I was apprehensive to face camera after so many years: Palekar

I was apprehensive to face camera after so many years: Palekar

Actor and director Amol Palekar, actress Sharmila Tagore (C) and Sandhya, wife of Amol Palekar (L). AP

Palekar, essaying the role of industrialist Keshav Vaze in the soon-to-be-released film, which also stars Sharmila Tagore, says he was very apprehensive to face the camera after so many years.
"I was very apprehensive. I still am. When you have not used your craft for so many years it tends to get rusty but I could not resist the temptation to play Keshav in the movie," 64-year-old Palekar said in an interview.

"Bollywood is not the end of Indian cinema.
There is lot of experiment happening in regional cinema. It is huge, diverse and no country other than India can offer so much in a platter.

I believe that good regional cinema can be more binding and 'Samaantar' is one such film," the actor, who was last seen in Vidhu Vinod Chopra's 'Khamosh' in 1985, says.
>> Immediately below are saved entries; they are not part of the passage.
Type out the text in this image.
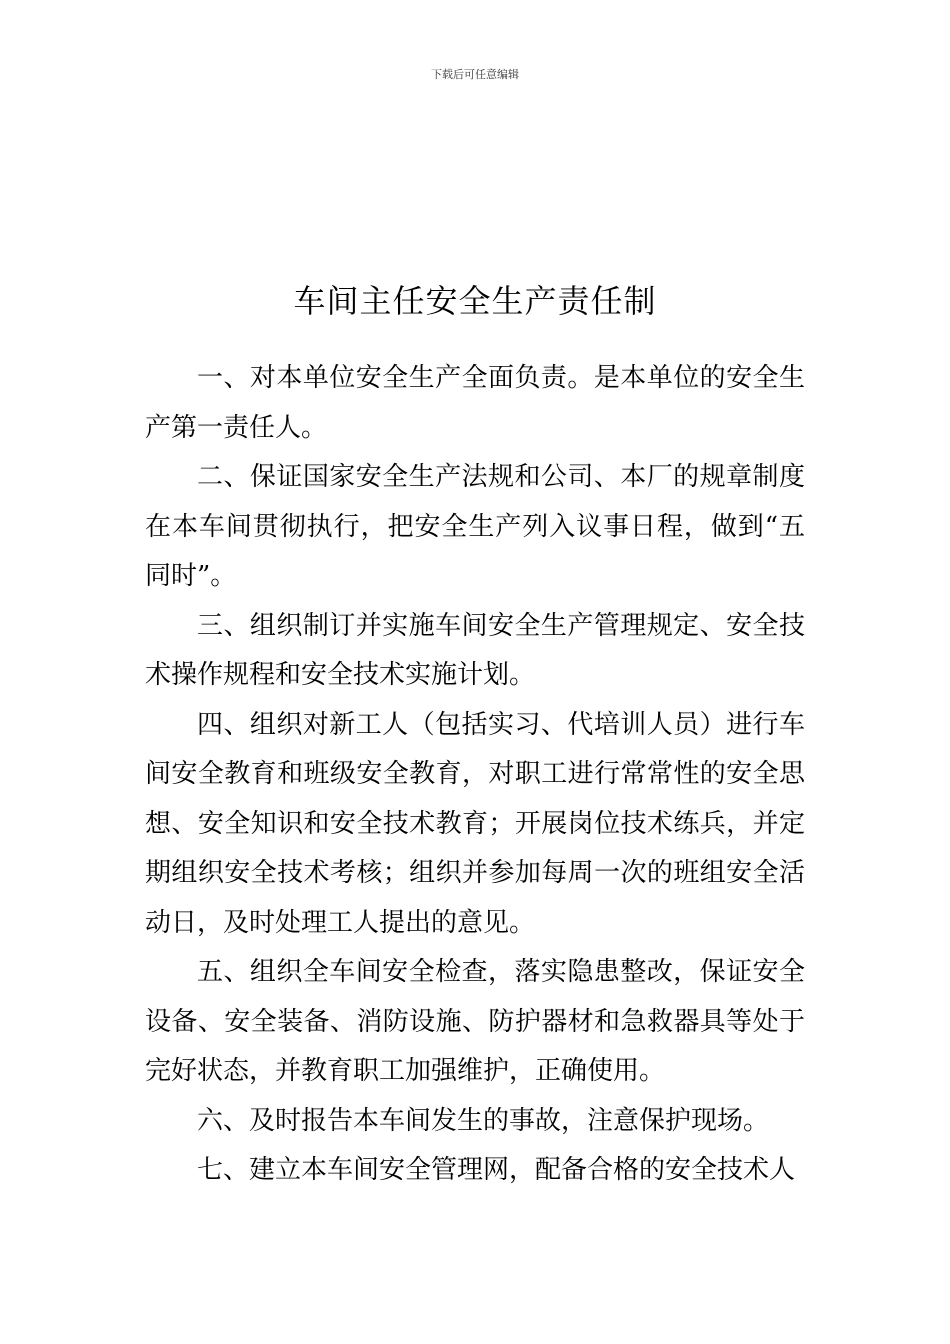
下载后可任意编辑
车间主任安全生产责任制

一、对本单位安全生产全面负责。是本单位的安全生产第一责任人。

二、保证国家安全生产法规和公司、本厂的规章制度在本车间贯彻执行，把安全生产列入议事日程，做到“五同时”。

三、组织制订并实施车间安全生产管理规定、安全技术操作规程和安全技术实施计划。

四、组织对新工人（包括实习、代培训人员）进行车间安全教育和班级安全教育，对职工进行常常性的安全思想、安全知识和安全技术教育；开展岗位技术练兵，并定期组织安全技术考核；组织并参加每周一次的班组安全活动日，及时处理工人提出的意见。

五、组织全车间安全检查，落实隐患整改，保证安全设备、安全装备、消防设施、防护器材和急救器具等处于完好状态，并教育职工加强维护，正确使用。

六、及时报告本车间发生的事故，注意保护现场。

七、建立本车间安全管理网，配备合格的安全技术人
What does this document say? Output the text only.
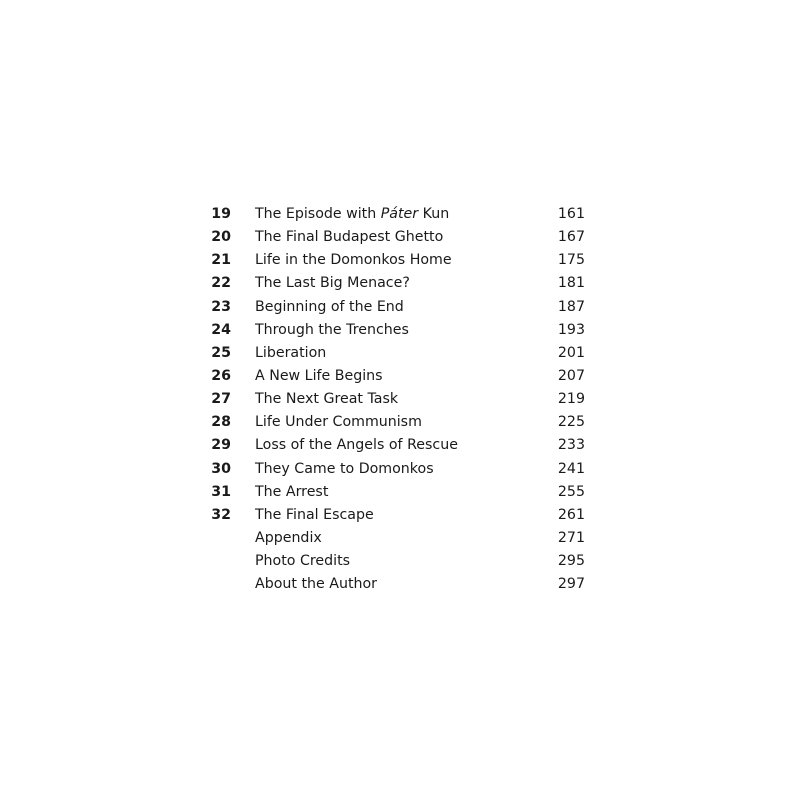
19 The Episode with Páter Kun	161
20 The Final Budapest Ghetto	167
21 Life in the Domonkos Home	175
22 The Last Big Menace?	181
23 Beginning of the End	187
24 Through the Trenches	193
25 Liberation	201
26 A New Life Begins	207
27 The Next Great Task	219
28 Life Under Communism	225
29 Loss of the Angels of Rescue	233
30 They Came to Domonkos	241
31 The Arrest	255
32 The Final Escape	261
Appendix	271
Photo Credits	295
About the Author	297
"When I read about Keshav, I immediately got drawn to the character which has a complexity and is multi-layered. I took up it as a challenge. I wanted to know whether I could do it or not," says Palekar, who immortalised the quintessential 'middle class man' of Hindi cinema of the 1970s with films like "Golmaal", "Chitchore" and "Ek Chhoti Si Baat".
The film by Big Pictures will be released on September 4 and with English sub-titles in the metros.
The film, written and co-directed by Palekar's wife Sandhya Gokhale, revolves around the story of Keshav, who achieves success but in the process ends up wrapped in his own melancholy prompting him to look back at his life.
He finds his lost love Shama (Sharmila), who is now leading a life of recluse. As Keshav strives to know more about Shama, he realises that though both had drifted apart they have been leading a parallel life sharing their loneliness.
"His (Keshav's) is a success story. He is leading hectic life but at the same time when he returns to his bed at the end of the day he is a very lonely man. This aspect was so fascinating and so challenging for me that I told myself that I want to try this out," the filmmaker says.
This role is not new to Palekar, who started his career as a director with "Akriet" (Misgotten) in 1981 and has tackled many unconventional themes in his journey -- be it a woman's decision to support her gay husband ("Thaang") or a transvestite's struggle for a decent survival ("Daayraa").
Palekar, who calls himself actor by accident and director by choice, says he found it challenging to shuffle between the duel responsibility of a director and actor in "Samaanter".
"Directing the film was not easy because I had stopped doing that (acting and directing) after 'Ankaahi' (1984). I still remember that my entire focus at that time used to be on direction."

"I used to get so consumed in my job as a director that I used to give least time to the actor Amol Palekar. When I realised that, I decided to let the actor rest and work as a filmmaker. But it was easier this time because I shifted the pressure to Sandhya," he says.
Palekar, whose last Hindi film (as a director only) was "Dum Kata" (A Tale of a Tail) starring Om Puri and Shernaz Patel in 2008, says he never felt the need to compromise with his craft.
"My film making process is very simple. I decide to make a film only if I love the subject and the theme. So much so that it becomes almost an obsession with me and I want to share it with people. Every subject comes with its own demands like the language, whether there should be songs or only music -- things that are dictated by the subject."

On whether he was under pressure to compromise with his craft, he says: "I came at a time when the industry had actors like  Dharmendra, Rajesh Khanna and Jitendra with larger-than-life images. No one thought that a hero like me could find success but I was loved by the audiences. As long as I am not trying to be a Rajesh Khanna or someone else there is no risk involved.
"I know what I want to do and how best I can do beyond that what is the fear? Whether the audiences will like it or not is perennial question that will always remain. I also don't believe that there is any success formula," he added.